Dari sisi makroekonomi, pertumbuhan DPK ini berimplikasi positif bagi perekonomian nasional. Ketersediaan dana yang cukup memungkinkan bank untuk memberikan pembiayaan yang lebih besar kepada sektor-sektor strategis.
Peningkatan Kredit Menjadi Sorotan Utama
Pada tahun 2025, penyaluran kredit Bank Mandiri meningkat secara signifikan, mencapai Rp 1.895,0 triliun. Peningkatan ini sejalan dengan berbagai program yang mendukung pemulihan ekonomi dan penciptaan lapangan kerja.
Setiap segmen bisnis menunjukkan pertumbuhan yang merata, mencerminkan keberhasilan strategi diversifikasi pembiayaan bank. Fokus pada sektor-sektor produktif menjadi prioritas, sehingga dampak positif terhadap perekonomian dapat lebih luas dirasakan.
Bank Mandiri juga menekankan pentingnya peran UMKM dalam ekosistem perekonomian. Kredit untuk UMKM tumbuh hingga 4,88% meskipun kondisi pasar tampak menantang, menandakan dukungan yang konsisten dari bank kepada pelaku UMKM.
Peningkatan ini juga mencerminkan perubahan perilaku konsumsi dan investasi masyarakat. Dengan akses yang lebih baik menuju pembiayaan, sektor riil dapat lebih maksimal dalam beroperasi.

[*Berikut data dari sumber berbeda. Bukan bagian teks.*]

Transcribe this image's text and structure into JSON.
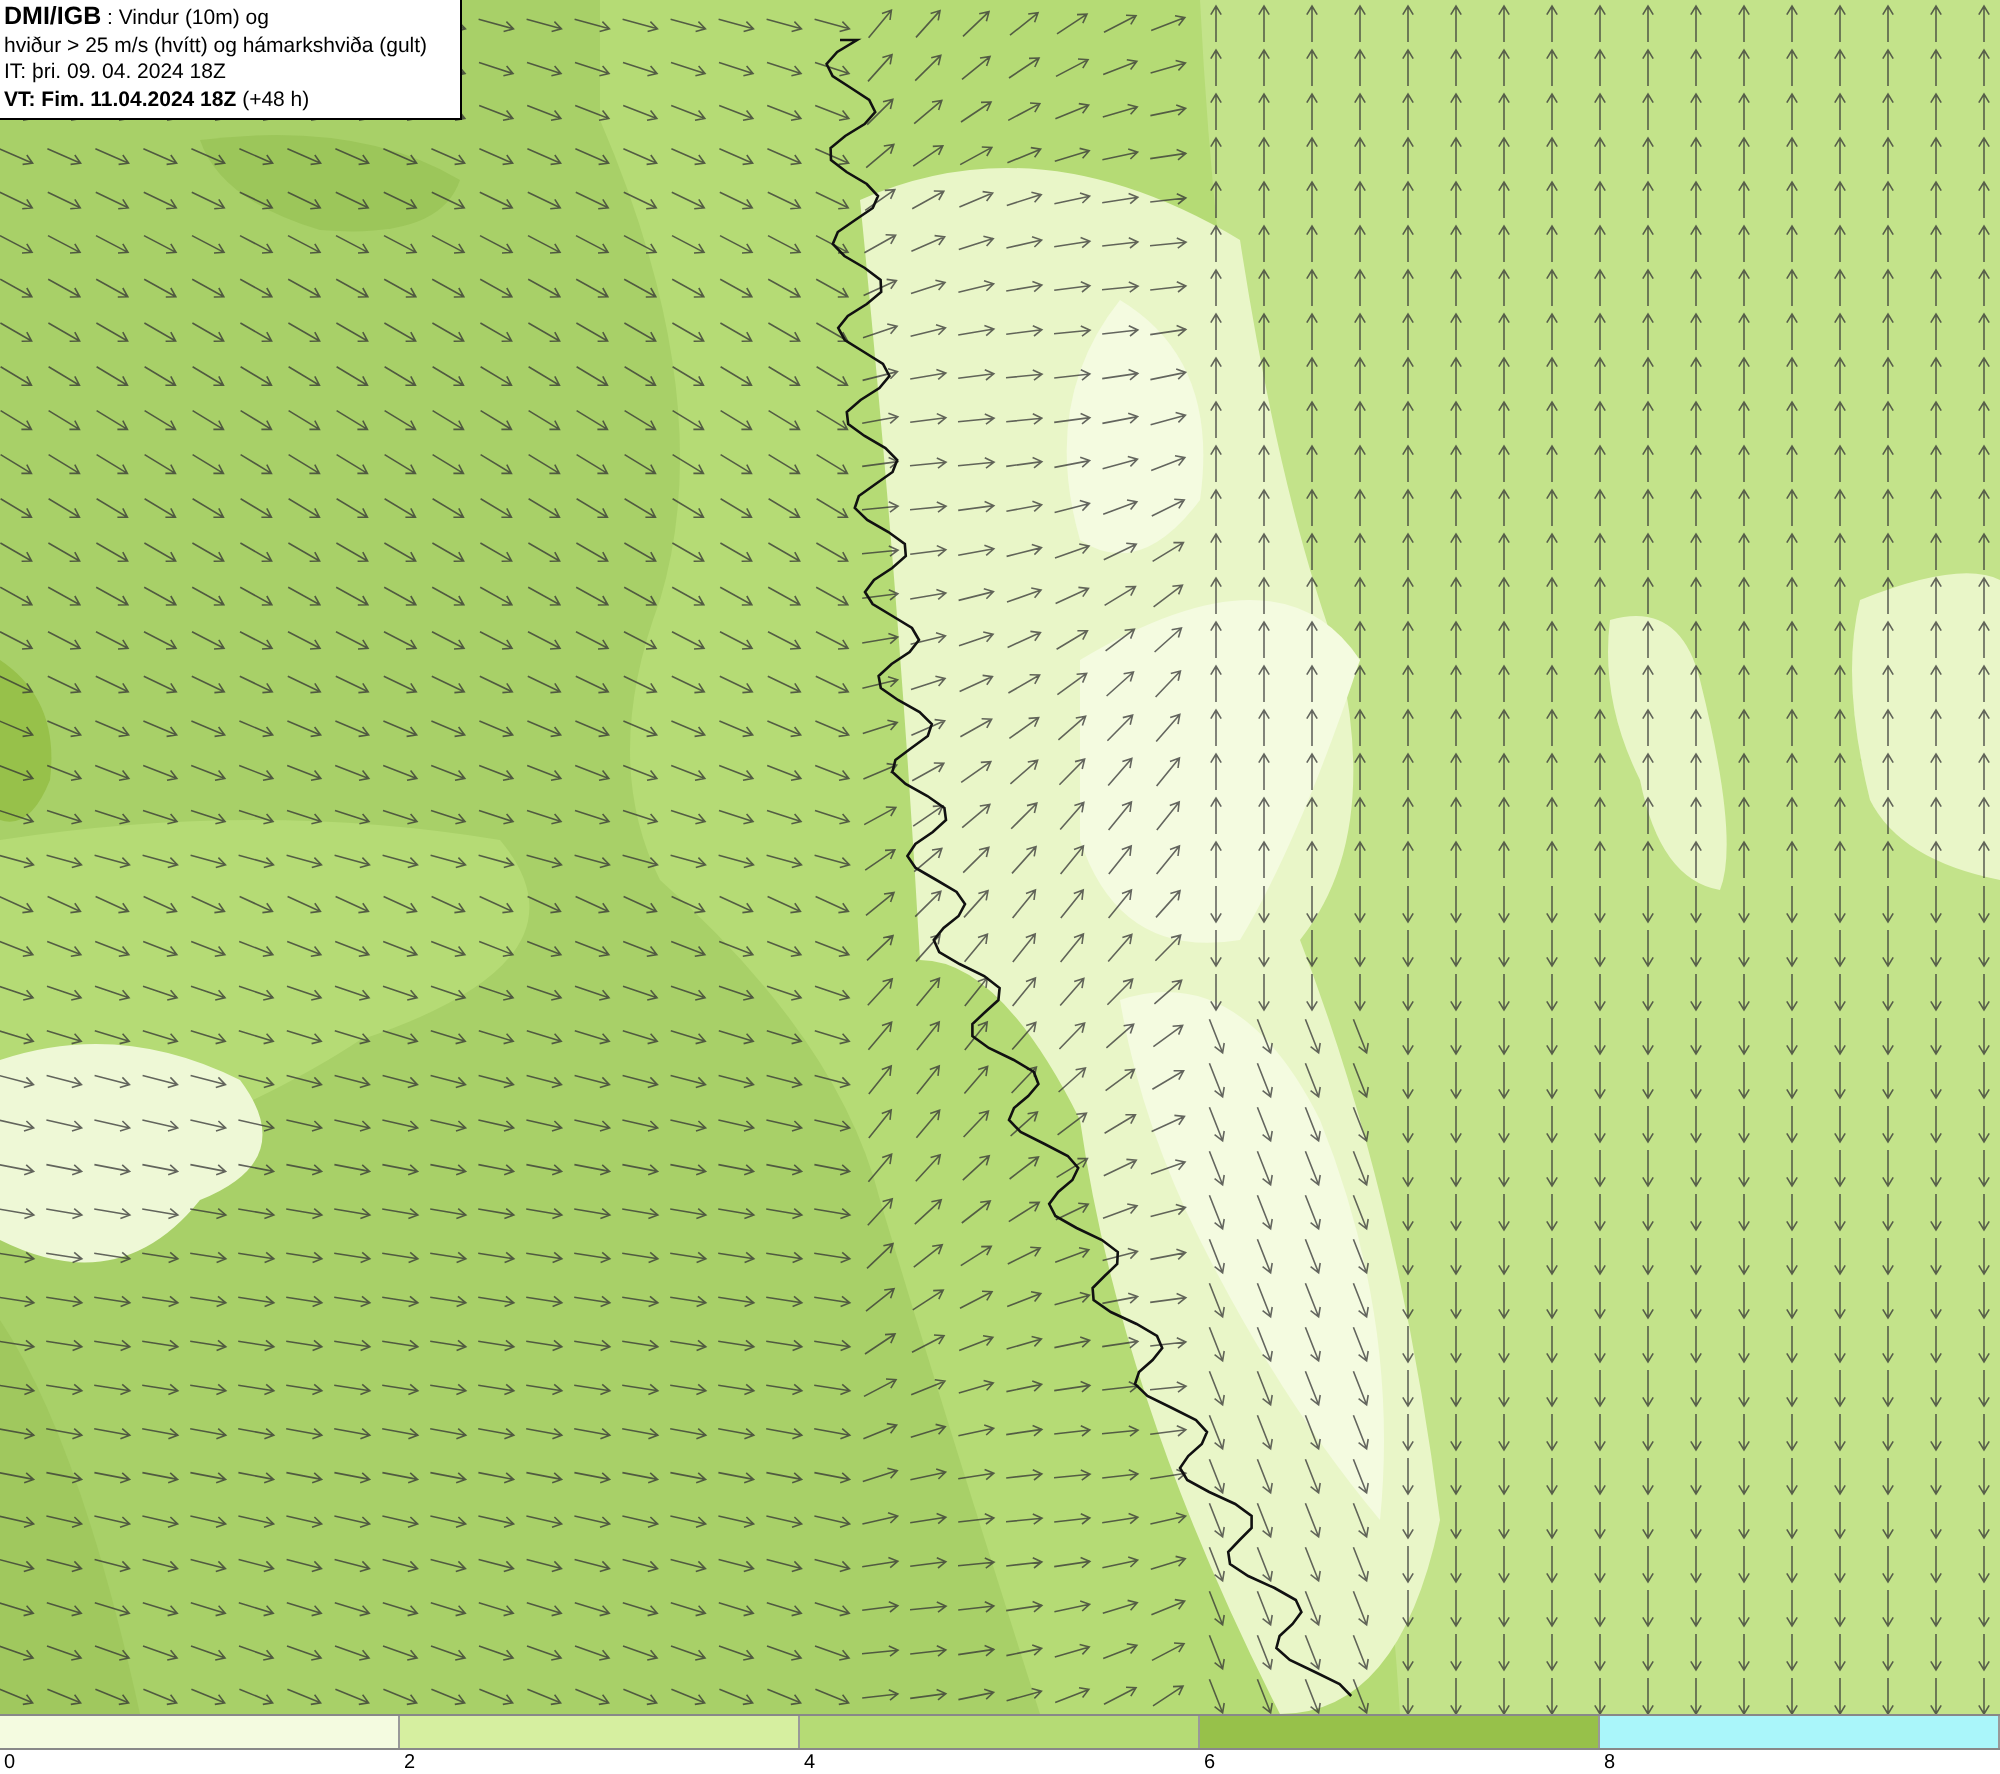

Selain itu, kredit modal kerja yang terdistribusi juga berkontribusi signifikan bagi sektor usaha. Inisiatif ini menunjukkan komitmen bank dalam memberdayakan ekonomi lokal.
Kualitas Aset dan Kinerja Profitabilitas yang Optimal
Kualitas aset Bank Mandiri tetap terjaga dengan baik selama tahun 2025. Penerapan manajemen risiko yang disiplin memungkinkan bank untuk menjalankan operasi yang sehat dan berkelanjutan.
Rasio Non-Performing Loan (NPL) di akhir tahun tercatat sebesar 0,96%. Angka ini menunjukkan bahwa bank mampu menjaga kualitas kredit meskipun terdapat tantangan dalam perekonomian global.
Sebagai indikator keberhasilan, laba tahun berjalan yang diatribusikan kepada pemilik mencapai Rp 56,3 triliun. Kinerja ini didukung oleh pertumbuhan pendapatan bunga bersih yang solid, mencapai Rp 106 triliun.
Strategi pengelolaan aset yang produktif serta struktur pendanaan yang solid menjadi pilar keberhasilan kinerja profitabilitas bank. Hal ini menjadi bukti nyata bahwa bank tetap mampu bersaing di pasar yang dinamis.
Melalui inovasi dan pengembangan produk, Bank Mandiri berupaya terus meningkatkan kinerja dan pelayanan, menjadikannya sebagai lembaga keuangan tepercaya bagi masyarakat.